The issue for the first instance judges in Re Tilley’s Will Trusts and Turner v Jacob was very simple: could a beneficial interest under a trust be traced into substitute property after being mixed with non-trust money where the trustee had not set out to use trust money and had not used it? The far more fundamental questions were not expressly considered in the judgments but are addressed in this paper. What is the basis of allowing access to substitute property? What is the basis of allowing access to any increase in value of that property? What is the basis of allowing priority in insolvency? Does the underlying cause of action matter to the process of identifying claimable value, i.e. to what extent is tracing, the process, divisible from tracing, the claim?

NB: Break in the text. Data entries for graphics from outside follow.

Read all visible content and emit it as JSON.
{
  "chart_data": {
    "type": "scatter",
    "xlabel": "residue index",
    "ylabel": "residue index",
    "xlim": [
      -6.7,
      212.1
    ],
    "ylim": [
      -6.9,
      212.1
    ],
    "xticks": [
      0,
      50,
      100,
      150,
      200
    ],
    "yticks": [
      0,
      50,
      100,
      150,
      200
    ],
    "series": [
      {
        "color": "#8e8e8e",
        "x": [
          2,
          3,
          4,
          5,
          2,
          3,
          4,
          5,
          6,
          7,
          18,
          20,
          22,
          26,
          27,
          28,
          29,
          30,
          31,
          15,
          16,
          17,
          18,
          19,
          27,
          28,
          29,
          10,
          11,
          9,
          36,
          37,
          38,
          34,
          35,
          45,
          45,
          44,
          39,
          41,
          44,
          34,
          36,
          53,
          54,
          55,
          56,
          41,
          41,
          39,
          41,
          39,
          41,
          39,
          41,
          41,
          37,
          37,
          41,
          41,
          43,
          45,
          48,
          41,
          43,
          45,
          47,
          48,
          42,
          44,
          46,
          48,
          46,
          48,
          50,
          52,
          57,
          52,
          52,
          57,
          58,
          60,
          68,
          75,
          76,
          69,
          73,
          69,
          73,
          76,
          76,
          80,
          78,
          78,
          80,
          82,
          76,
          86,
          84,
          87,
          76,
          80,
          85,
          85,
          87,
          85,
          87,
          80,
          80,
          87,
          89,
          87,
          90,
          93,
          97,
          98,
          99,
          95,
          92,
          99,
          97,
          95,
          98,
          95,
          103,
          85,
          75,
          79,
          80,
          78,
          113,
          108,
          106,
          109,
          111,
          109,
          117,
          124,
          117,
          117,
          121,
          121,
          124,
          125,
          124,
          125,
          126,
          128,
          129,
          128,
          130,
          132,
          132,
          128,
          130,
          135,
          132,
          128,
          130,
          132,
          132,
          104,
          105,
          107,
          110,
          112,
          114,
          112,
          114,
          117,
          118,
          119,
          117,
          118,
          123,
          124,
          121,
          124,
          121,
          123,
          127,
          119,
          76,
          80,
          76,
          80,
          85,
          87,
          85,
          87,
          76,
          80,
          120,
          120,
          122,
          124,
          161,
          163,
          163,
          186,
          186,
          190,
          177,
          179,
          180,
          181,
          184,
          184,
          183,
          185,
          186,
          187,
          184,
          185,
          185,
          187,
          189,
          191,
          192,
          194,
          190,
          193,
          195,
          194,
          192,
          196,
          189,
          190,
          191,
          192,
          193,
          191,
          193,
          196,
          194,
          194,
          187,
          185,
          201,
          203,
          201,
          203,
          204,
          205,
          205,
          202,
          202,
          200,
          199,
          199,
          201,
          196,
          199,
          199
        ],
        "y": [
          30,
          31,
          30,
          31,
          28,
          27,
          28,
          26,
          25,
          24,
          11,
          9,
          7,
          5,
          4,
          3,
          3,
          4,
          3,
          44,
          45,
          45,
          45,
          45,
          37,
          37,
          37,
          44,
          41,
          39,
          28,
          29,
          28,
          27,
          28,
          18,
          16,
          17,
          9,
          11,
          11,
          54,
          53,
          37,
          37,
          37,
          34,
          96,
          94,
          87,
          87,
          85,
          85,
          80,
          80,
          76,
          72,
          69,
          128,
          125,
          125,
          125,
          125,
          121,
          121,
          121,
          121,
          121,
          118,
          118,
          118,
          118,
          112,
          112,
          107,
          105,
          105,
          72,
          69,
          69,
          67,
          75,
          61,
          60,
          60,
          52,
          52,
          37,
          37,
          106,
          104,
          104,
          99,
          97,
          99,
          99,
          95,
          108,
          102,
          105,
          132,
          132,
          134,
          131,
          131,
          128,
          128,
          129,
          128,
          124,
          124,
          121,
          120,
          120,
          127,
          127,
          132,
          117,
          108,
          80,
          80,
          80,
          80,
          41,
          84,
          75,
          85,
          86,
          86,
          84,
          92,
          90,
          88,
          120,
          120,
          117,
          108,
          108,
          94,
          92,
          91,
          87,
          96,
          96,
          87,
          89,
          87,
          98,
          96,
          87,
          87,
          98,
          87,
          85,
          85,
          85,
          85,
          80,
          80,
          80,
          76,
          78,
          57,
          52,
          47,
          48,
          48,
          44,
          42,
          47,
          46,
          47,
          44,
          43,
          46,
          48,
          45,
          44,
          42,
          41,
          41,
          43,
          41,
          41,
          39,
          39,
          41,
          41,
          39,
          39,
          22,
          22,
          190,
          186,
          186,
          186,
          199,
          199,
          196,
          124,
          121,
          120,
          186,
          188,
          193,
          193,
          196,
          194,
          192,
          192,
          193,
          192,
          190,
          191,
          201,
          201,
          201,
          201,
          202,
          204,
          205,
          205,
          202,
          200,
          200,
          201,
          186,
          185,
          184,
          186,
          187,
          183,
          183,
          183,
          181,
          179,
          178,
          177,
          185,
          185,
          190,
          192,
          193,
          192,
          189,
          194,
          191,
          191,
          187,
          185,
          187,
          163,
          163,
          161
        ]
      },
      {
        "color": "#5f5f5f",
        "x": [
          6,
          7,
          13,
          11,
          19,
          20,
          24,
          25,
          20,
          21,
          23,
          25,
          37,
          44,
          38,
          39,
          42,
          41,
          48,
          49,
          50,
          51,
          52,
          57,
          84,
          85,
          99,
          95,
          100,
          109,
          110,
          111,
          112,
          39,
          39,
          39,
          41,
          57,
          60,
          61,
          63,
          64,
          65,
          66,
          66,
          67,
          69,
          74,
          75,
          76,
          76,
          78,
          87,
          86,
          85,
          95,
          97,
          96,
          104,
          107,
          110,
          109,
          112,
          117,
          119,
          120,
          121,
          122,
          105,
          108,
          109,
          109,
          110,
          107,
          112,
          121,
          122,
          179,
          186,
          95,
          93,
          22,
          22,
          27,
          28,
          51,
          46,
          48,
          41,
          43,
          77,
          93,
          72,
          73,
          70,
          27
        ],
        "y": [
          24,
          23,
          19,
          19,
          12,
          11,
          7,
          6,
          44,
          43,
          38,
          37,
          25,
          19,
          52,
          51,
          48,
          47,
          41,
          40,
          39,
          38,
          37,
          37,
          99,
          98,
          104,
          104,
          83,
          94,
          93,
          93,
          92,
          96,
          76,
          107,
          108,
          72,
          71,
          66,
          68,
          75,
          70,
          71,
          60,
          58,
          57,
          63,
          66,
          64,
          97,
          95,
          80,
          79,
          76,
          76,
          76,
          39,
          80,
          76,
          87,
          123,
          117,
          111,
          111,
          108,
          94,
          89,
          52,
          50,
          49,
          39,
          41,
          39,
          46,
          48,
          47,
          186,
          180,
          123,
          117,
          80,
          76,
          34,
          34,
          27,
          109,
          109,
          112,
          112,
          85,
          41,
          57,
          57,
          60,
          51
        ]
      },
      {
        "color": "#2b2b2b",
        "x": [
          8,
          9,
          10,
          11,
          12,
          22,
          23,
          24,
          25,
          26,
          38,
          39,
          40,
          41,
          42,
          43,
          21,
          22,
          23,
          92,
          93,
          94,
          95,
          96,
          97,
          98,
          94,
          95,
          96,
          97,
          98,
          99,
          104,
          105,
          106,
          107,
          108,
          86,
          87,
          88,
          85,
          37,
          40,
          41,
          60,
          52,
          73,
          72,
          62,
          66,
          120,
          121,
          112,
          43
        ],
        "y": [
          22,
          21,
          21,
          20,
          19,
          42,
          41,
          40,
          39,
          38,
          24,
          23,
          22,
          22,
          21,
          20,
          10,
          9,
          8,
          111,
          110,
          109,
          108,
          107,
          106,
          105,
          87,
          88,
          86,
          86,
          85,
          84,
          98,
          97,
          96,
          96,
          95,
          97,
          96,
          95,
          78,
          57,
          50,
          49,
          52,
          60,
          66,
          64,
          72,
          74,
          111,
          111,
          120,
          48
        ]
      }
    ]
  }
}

It is argued that the difficult fact patterns presented in these cases demands the following answers. The basis of allowing increases in value is a breach of fiduciary duty. To allow priority in insolvency what is required is a breach of trust. Consequently it therefore impossible to separate process and claim. Conversely, if one accepts the obiter dicta in the leading case of Foskett v McKeown, that tracing, the process, is separate to these matters of fault and tracing, the claim, is a right of property, injustices result. These apparently minor cases therefore have major ramifications for the law of tracing both in terms of its conceptualisation and practical application.